New York City’s Metropolitan Museum (The Met)
Thanks to digital signage, museums can display exhibition schedules, artist biographies, notifications of special events and ticketing information. The Met in New York City makes good use of digital signs in this fashion. The Met’s Breuer building, created by legendary architect Marcel Breuer, uses digital signage because the museum staff can quickly add it without repairing or harming the building’s walls or other features.
Toronto’s Yonge & Dundas Square
Displaying art on digital signs is becoming more commonplace. For example, at Toronto’s Yonge & Dundas Square, digital signage typically utilized for advertising was repurposed to show art to the public.

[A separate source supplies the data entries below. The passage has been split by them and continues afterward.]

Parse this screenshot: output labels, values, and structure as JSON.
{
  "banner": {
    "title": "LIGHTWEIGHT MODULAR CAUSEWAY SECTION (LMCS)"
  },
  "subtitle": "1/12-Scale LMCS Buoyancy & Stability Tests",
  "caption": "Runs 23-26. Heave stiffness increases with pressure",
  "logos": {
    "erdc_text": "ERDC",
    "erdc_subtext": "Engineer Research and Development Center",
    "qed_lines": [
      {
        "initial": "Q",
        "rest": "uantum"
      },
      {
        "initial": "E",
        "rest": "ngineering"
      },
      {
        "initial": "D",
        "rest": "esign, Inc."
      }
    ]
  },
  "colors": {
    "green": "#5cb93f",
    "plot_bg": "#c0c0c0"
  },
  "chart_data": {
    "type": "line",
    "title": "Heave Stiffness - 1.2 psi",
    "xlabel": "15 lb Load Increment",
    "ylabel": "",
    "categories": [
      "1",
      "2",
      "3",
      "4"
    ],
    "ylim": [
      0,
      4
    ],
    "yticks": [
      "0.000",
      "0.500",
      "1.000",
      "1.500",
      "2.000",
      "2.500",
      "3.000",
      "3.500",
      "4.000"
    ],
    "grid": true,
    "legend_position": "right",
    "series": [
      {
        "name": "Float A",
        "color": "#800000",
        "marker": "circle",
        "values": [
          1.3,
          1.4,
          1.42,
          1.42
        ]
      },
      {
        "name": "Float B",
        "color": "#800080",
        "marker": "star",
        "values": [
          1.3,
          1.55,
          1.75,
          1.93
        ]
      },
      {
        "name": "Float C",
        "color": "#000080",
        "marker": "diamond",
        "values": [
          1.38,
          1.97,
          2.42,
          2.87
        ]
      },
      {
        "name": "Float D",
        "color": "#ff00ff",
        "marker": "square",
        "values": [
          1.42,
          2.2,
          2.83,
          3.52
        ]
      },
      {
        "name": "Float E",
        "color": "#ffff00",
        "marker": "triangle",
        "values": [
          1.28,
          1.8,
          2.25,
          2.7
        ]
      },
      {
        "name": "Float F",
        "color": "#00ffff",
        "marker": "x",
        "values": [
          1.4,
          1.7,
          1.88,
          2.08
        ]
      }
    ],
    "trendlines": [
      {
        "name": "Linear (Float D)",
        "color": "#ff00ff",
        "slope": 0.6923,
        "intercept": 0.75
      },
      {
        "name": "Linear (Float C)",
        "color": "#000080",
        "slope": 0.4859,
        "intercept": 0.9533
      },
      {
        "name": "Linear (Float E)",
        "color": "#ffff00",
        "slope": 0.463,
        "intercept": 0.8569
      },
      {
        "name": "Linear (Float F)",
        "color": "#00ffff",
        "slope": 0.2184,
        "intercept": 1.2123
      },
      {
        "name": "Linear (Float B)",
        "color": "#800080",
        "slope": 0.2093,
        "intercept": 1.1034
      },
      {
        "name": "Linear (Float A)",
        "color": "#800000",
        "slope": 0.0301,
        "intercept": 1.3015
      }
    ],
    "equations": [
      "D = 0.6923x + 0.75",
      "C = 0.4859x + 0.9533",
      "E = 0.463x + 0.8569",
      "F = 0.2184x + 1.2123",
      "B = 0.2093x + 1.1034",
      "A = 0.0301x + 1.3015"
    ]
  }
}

Shikatani Lacroix Design’s Marcos Terenzio stated that “the art gave a cultural outlet and the animated artwork surrounding the area and engaged people at a more significant emotional level.” It’s a remarkable way of capturing everyone’s attention while keeping the displays as entertaining as possible.
Each exhibit that incorporates future technology and engineering with art shows that although we acknowledge the expanding necessity for technical adaption, we can always marry human relevance to produce the best of both worlds as long as we apply our creativity. Digital signage is here to stay, and incorporating it into art, especially in museums, makes the experience better and more entertaining.